Super Consumers Australia policy manager, Franco Morelli, agrees with Mennen’s assessment that more is needed to be done than a name change.
 
“The consumer research shows it isn’t that simple; in fact the naming has no effect on a consumer’s understanding,” he said.
 
“Instead, people tend to base their belief as to whether the advice takes into account their personal circumstances on other factors, like who is giving the information or when. The ALRC acknowledges a name change wouldn’t help consumers, but recommends it anyway to assist “users of the legislation” (e.g. lawyers and some practitioners).
 
“While it might be nice to help lawyers with their problem in understanding legislation, a name change does nothing to help consumers with a much larger problem.
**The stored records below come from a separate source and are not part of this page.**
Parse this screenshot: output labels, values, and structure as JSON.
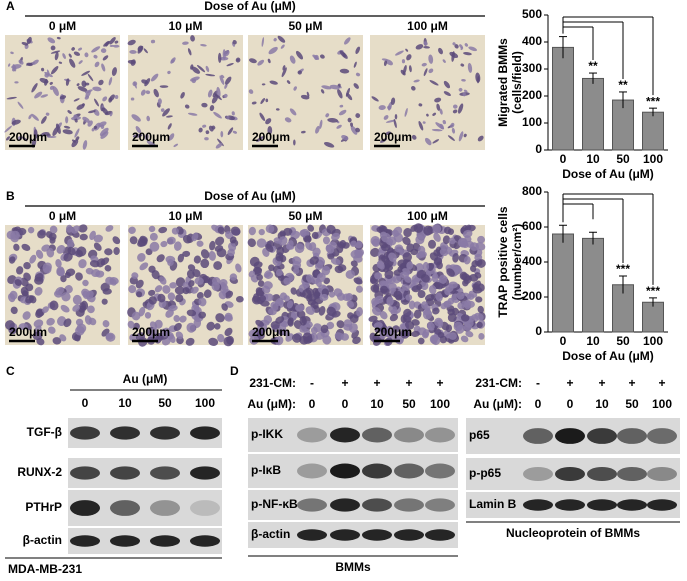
{
  "panels": {
    "A": {
      "label": "A",
      "header": "Dose of Au (μM)",
      "doses": [
        "0 μM",
        "10 μM",
        "50 μM",
        "100 μM"
      ],
      "scale_bars": [
        "200μm",
        "200μm",
        "200μm",
        "200μm"
      ]
    },
    "B": {
      "label": "B",
      "header": "Dose of Au (μM)",
      "doses": [
        "0 μM",
        "10 μM",
        "50 μM",
        "100 μM"
      ],
      "scale_bars": [
        "200μm",
        "200μm",
        "200μm",
        "200μm"
      ]
    },
    "C": {
      "label": "C",
      "header": "Au (μM)",
      "doses": [
        "0",
        "10",
        "50",
        "100"
      ],
      "rows": [
        "TGF-β",
        "RUNX-2",
        "PTHrP",
        "β-actin"
      ],
      "caption": "MDA-MB-231"
    },
    "D": {
      "label": "D",
      "left": {
        "cm_label": "231-CM:",
        "cm": [
          "-",
          "+",
          "+",
          "+",
          "+"
        ],
        "au_label": "Au (μM):",
        "au": [
          "0",
          "0",
          "10",
          "50",
          "100"
        ],
        "rows": [
          "p-IKK",
          "p-IκB",
          "p-NF-κB",
          "β-actin"
        ],
        "caption": "BMMs"
      },
      "right": {
        "cm_label": "231-CM:",
        "cm": [
          "-",
          "+",
          "+",
          "+",
          "+"
        ],
        "au_label": "Au (μM):",
        "au": [
          "0",
          "0",
          "10",
          "50",
          "100"
        ],
        "rows": [
          "p65",
          "p-p65",
          "Lamin B"
        ],
        "caption": "Nucleoprotein of BMMs"
      }
    }
  },
  "chart_data": [
    {
      "type": "bar",
      "ylabel": [
        "Migrated BMMs",
        "(cells/field)"
      ],
      "xlabel": "Dose of Au (μM)",
      "categories": [
        "0",
        "10",
        "50",
        "100"
      ],
      "values": [
        380,
        265,
        185,
        140
      ],
      "errors": [
        40,
        20,
        30,
        15
      ],
      "significance": [
        null,
        "**",
        "**",
        "***"
      ],
      "color": "#8c8c8c",
      "ylim": [
        0,
        500
      ],
      "yticks": [
        0,
        100,
        200,
        300,
        400,
        500
      ]
    },
    {
      "type": "bar",
      "ylabel": [
        "TRAP positive cells",
        "(number/cm²)"
      ],
      "xlabel": "Dose of Au (μM)",
      "categories": [
        "0",
        "10",
        "50",
        "100"
      ],
      "values": [
        560,
        535,
        270,
        170
      ],
      "errors": [
        50,
        35,
        50,
        25
      ],
      "significance": [
        null,
        null,
        "***",
        "***"
      ],
      "color": "#8c8c8c",
      "ylim": [
        0,
        800
      ],
      "yticks": [
        0,
        200,
        400,
        600,
        800
      ]
    }
  ]
}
We’d rather legislators spend their limited resources on solving real problems for consumers, rather than rearranging deck chairs with name changes.”
 
Morelli and Super Consumers expects the Quality of Advice Review to pick up this issue and deal with the actual problem facing consumers.
 
Mennen said a clear delineation was needed because consumers have a high level of trust in their adviser, opening the door for exploitation.
 
“The reality is that once trust is built in an adviser-consumer relationship, which advisers are very good at building, consumers ask very few questions and they go along with the process and they sign paperwork without going through it with a fine-tooth comb,” Mennen said.
 
“When it turns out that the product is no good, and that it is tainted by conflicts of interest, for example, then [the consumer] comes back and says, ‘why did you give me this product?’
 
“And the adviser says ‘hey, we just gave you a brochure and here’s a general advice warning, and here’s the bit you signed on page 37’.
 
“So that’s a poor system for a consumer to be in and we need to deal with that problem.”
 
POSSIBLE AMENDMENTS
 
To address this concern, Mennen proposed an amendment to the Act in his submission which would reframe this definition of personal product advice so that, whether or not personal advice is given is based on the subjective understanding of the consumer.
 
He said this could be done through a fact-find exercise by the adviser, as well as through educational conversations with clients.
 
“Now of course, that understanding has to be reasonable. And you can determine the reasonableness on the facts and the evidence,” Mennen said.
 
“But if a consumer reasonably believes that they’re receiving tailored advice, then it’s tailored advice. And I believe that the legal definition should confirm that that’s the case.”
 
Mennen gave support for his proposal by stating, under common law, the general advice warning was not, in and of itself, enough to protect a financial services provider.
 
He referred to a High Court decision against Westpac in which the bank was fined $10.5 million for actively conducting a sales campaign aimed at rolling customers from their existing superannuation accounts into Westpac superannuation products.
 
“What they were doing is a good example of a huge problem in the industry, around vertical integration.
 
“The super fund [thought] ‘where can we get more members? Well we’ve got a beautiful opportunity to get them from our parent company’s customer banking list.”
 
“I referenced that as further support for the proposition that it should be about the consumer’s own personal understanding of the relationship.”